Pour éviter ou au moins ralentir la saturation, plusieurs mesures sont conseillées, comme de privilégier le WiFi, de télécharger les séries et les films la nuit plutôt que de les regarder en streaming, d’éviter les contenus trop lourds, telles les vidéos en très haut débit ou en qualité 4K, ou simplement regarder la télévision via la TNT plutôt que la box, etc.

Les applications de messagerie utilisées pour garder le contact sont nombreuses, mais le trio gagnant des plus sécurisées demeure inchangé… en dépit des attaques qui ont affaibli leur crédibilité. On trouve ainsi au premier rang WhatsApp, utilisée par plus de 2 milliards d’internautes et dont le trafic a augmenté de 117 à 217 % durant la première journée de confinement selon les pays, ce qui a conduit Facebook à doubler la capacité de ses serveurs.

Mark Zuckerberg a par ailleurs annoncé le WhatsApp Coronavirus Information Hub, mis au point en partenariat avec l’OMS, UNICEF et le PNUD, avec notamment pour objectif de combattre les fausses informations qui circulent sur la plateforme à propos du CoviD-19. Il est vrai que si la messagerie est appréciée pour son système de cryptage de bout en bout, qui promet d’assurer la confidentialité des conversations (les messages sont inintelligibles pour l’éditeur), les absences de personnel, qui rendent la modération plus automatisée, expliquent certaines failles.

Confidentialité

Également gratuites, disponibles sur iOS et Android, supportant les appels audio et vidéo, ainsi que les groupes, et sécurisés par le même système de chiffrement de bout en bout, Signal, popularisée par le lanceur d’alerte Edward Snowden et récemment recommandée par la Commission européenne à ses équipes, et Telegram, sont également destinées aux internautes soucieux de la confidentialité ou du caractère privé de leurs échanges.

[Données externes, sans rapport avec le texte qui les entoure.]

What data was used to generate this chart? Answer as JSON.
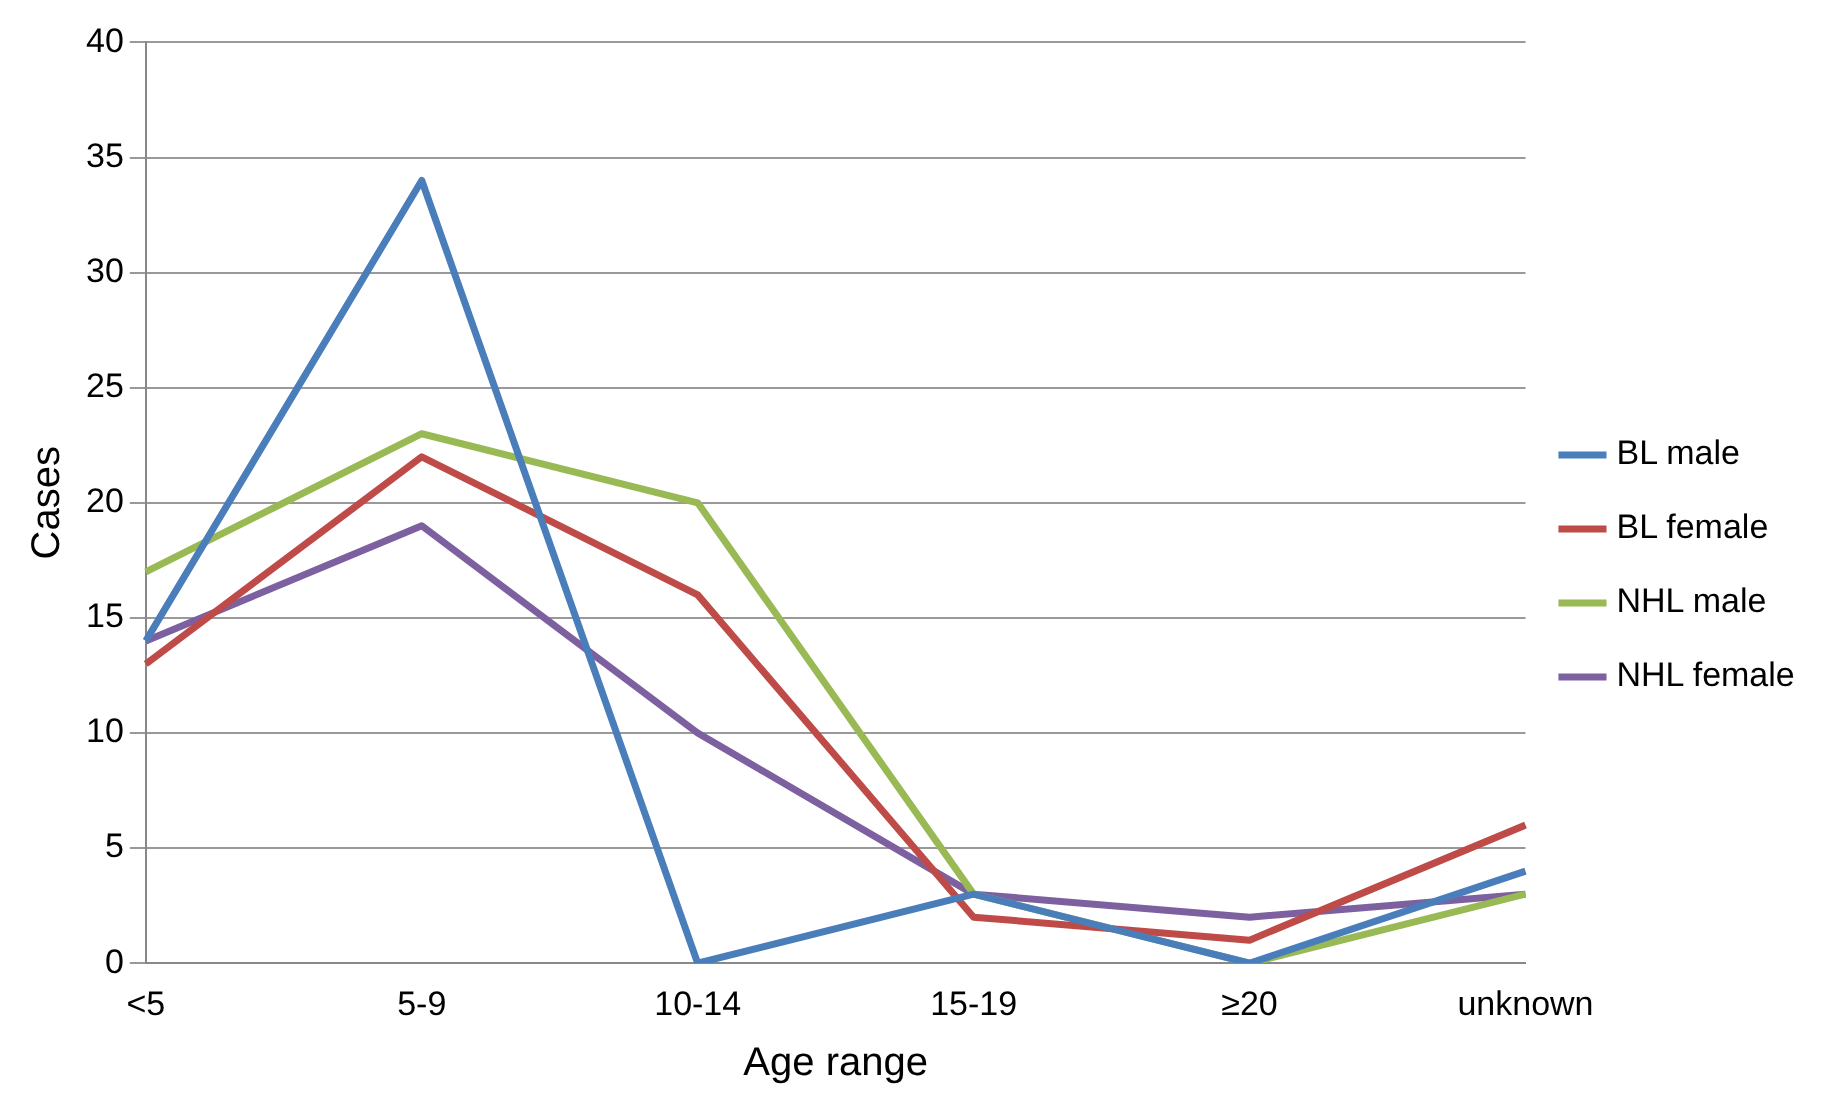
{
  "chart_data": {
    "type": "line",
    "xlabel": "Age range",
    "ylabel": "Cases",
    "categories": [
      "<5",
      "5-9",
      "10-14",
      "15-19",
      "≥20",
      "unknown"
    ],
    "series": [
      {
        "name": "BL male",
        "color": "#4a7ebb",
        "values": [
          14,
          34,
          0,
          3,
          0,
          4
        ]
      },
      {
        "name": "BL female",
        "color": "#be4b48",
        "values": [
          13,
          22,
          16,
          2,
          1,
          6
        ]
      },
      {
        "name": "NHL male",
        "color": "#98b954",
        "values": [
          17,
          23,
          20,
          3,
          0,
          3
        ]
      },
      {
        "name": "NHL female",
        "color": "#7d60a0",
        "values": [
          14,
          19,
          10,
          3,
          2,
          3
        ]
      }
    ],
    "ylim": [
      0,
      40
    ],
    "yticks": [
      0,
      5,
      10,
      15,
      20,
      25,
      30,
      35,
      40
    ],
    "grid": "y",
    "legend": "right",
    "marker": "none",
    "line_style": "solid"
  }
}
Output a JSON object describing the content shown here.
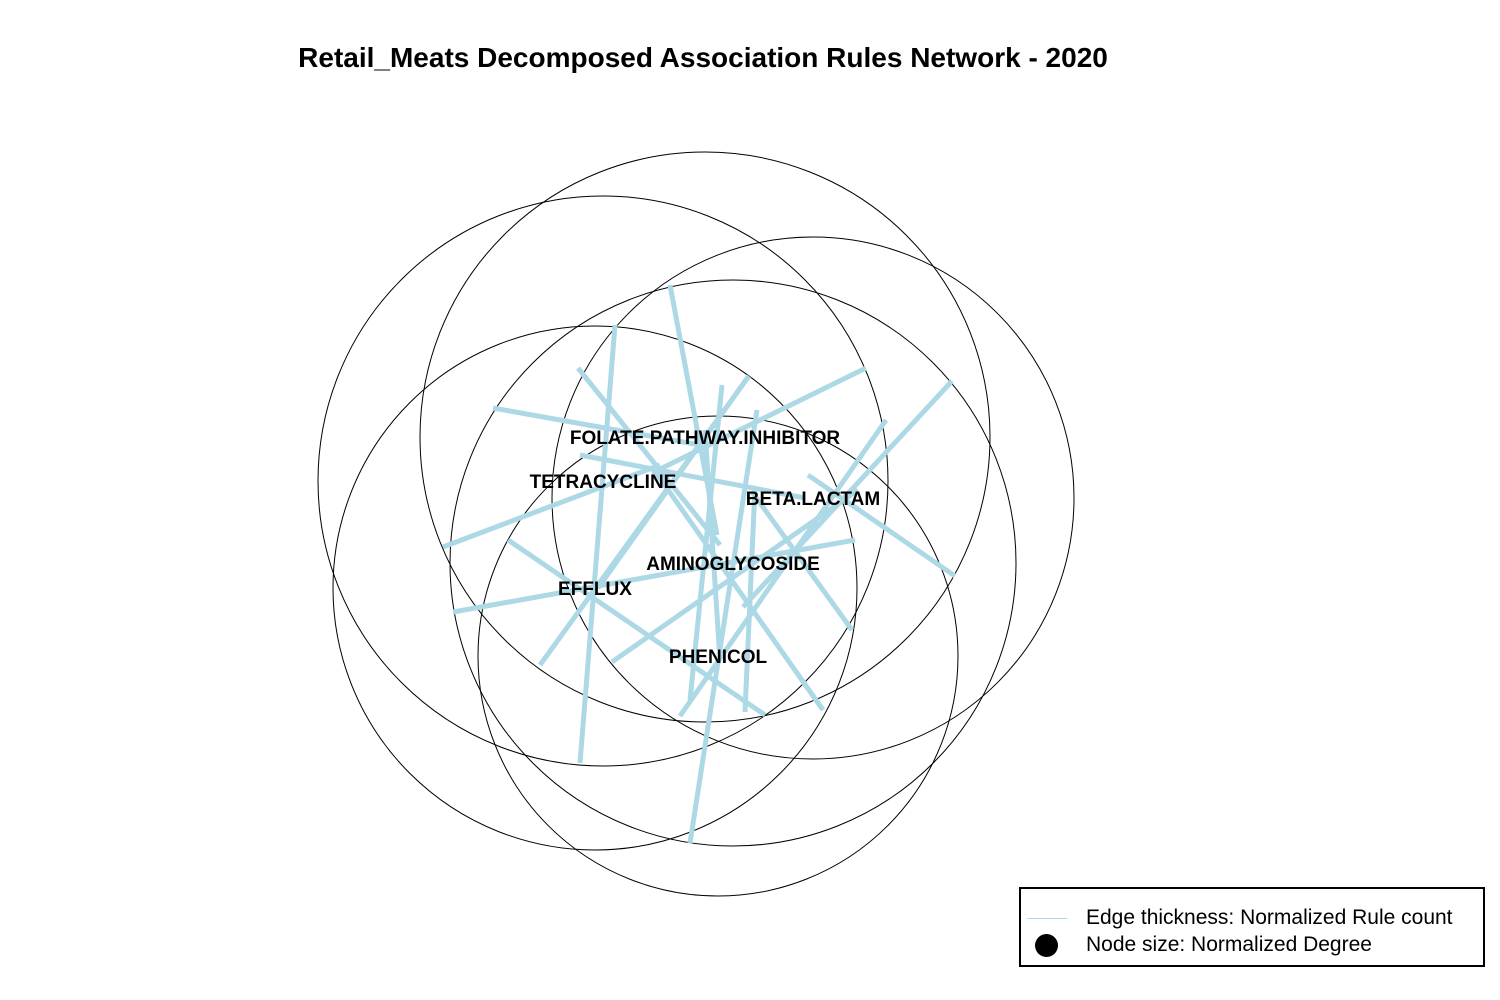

Signal présente l’avantage d’être libre : elle ne peut donc, contrairement à ses concurrentes dont le code source reste propriétaire, être accusée d’être partisane vis-à-vis d’un État ; l’open source donne aussi la possibilité de mieux déceler une faille de sécurité et elle conserve moins de métadonnées susceptibles d’identifier quelqu’un. Appréciée pour son efficacité, Signal a accru son audience en devenant plus conviviale avec des stickers et petits dessins à échanger, la possibilité d’envoyer des messages éphémères ou de créer des groupes de discussion.

L’application d’origine russe et hébergée en Allemagne Telegram est aujourd’hui victime, en termes d’image, de son efficacité, depuis qu’elle a été utilisée à des fins criminelles et terroristes. Ses atouts résident donc dans son système de cryptage complexe et dans le fait de n’avoir pas d’actionnaires ou d’annonceurs auxquels rendre de comptes.

Récemment créée, l’application française Olvid, disponible sur tous types de smartphone et d’ordinateur, se vante d’être encore plus sûre, dans la mesure où les données, systématiquement chiffrées, connectent directement l’utilisateur et son destinataire sans passer par un serveur central.